La transformación digital y lo que representa para las empresas

Uno de los mayores retos a los que se enfrentan las empresas de hoy en día es a un entorno globalmente actualizado, sumamente cambiante, en el que tienen lugar continuas transformaciones del medio y de las herramientas de trabajo, así como de los métodos y estrategias con los que las distintas entidades habían establecido sus relaciones durante décadas. Este reto supone a las empresas una serie de necesidades que, con el tiempo, se han tornado imprescindibles, como la digitalización de sus actividades e infraestructuras.

La transformación digital no afecta a una parte concreta de la empresa, sino que concierne, de un modo u otro, al conjunto del todo. Se trata tanto de una metamorfosis de las distintas estrategias tomadas por la entidad hasta el momento, como de la organización de la misma, y afecta hasta al último de los empleados que conforman su plantilla. Por todo ello podríamos establecer que se trata de una transformación cultural que no solo tiene que ver con el entorno comercial, sino que afecta también al día a día de los ciudadanos.

En España se ha manifestado cierta resistencia a este cambio en los últimos años, generada, en cierto modo, por el coste económico que supone para una empresa dar tan colosal paso hacia el futuro. Los distintos factores culturales, ideológicos y formativos de las distintas entidades también influyen en un aplazamiento que, tarde o temprano, no tendrá razón de ser, y será muy perjudicial para la firma.

Vivimos un momento histórico en el que lo digital ha tomado por completo el relevo a métodos anteriores en prácticamente todos los sectores comerciales, como pueden ser el de la comunicación o la economía, dos de los pilares base del mundo empresarial. Todo ese tiempo de resistencia que presente una empresa a la transformación digital, por mor de evitar la inversión que ella supone, acarreará pérdidas económicas muy cuantiosas en un futuro próximo, dado que supondrá una ralentización de sus actividades y la incapacidad de su infraestructura para asumir la realidad que nos aguarda.

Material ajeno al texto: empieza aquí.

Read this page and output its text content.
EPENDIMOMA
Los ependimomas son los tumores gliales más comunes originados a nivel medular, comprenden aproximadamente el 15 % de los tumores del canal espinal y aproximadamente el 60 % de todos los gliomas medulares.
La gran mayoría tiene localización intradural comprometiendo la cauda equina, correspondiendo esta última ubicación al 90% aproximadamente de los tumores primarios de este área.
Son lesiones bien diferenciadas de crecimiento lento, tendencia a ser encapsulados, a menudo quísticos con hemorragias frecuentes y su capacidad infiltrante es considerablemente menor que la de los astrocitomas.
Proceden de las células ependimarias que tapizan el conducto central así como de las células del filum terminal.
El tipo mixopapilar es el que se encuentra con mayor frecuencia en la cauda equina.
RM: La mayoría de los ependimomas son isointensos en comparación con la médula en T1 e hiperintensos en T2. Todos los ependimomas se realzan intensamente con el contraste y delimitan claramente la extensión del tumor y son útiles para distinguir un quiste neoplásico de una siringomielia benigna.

Quizá se precisen una serie de ofertas adaptadas al mercado español para que la transformación digital sea propicia en materias como la de la industria o las infraestructuras, sectores en los que todavía no existe una estrategia digital formalizada. Pese a todo, otros sectores comerciales como el de Internet o las telecomunicaciones presentan una madurez totalmente adaptada a los tiempos que corren, motivo por el cual la transformación de los anteriores es un hecho que tarde o temprano habrá de desarrollarse.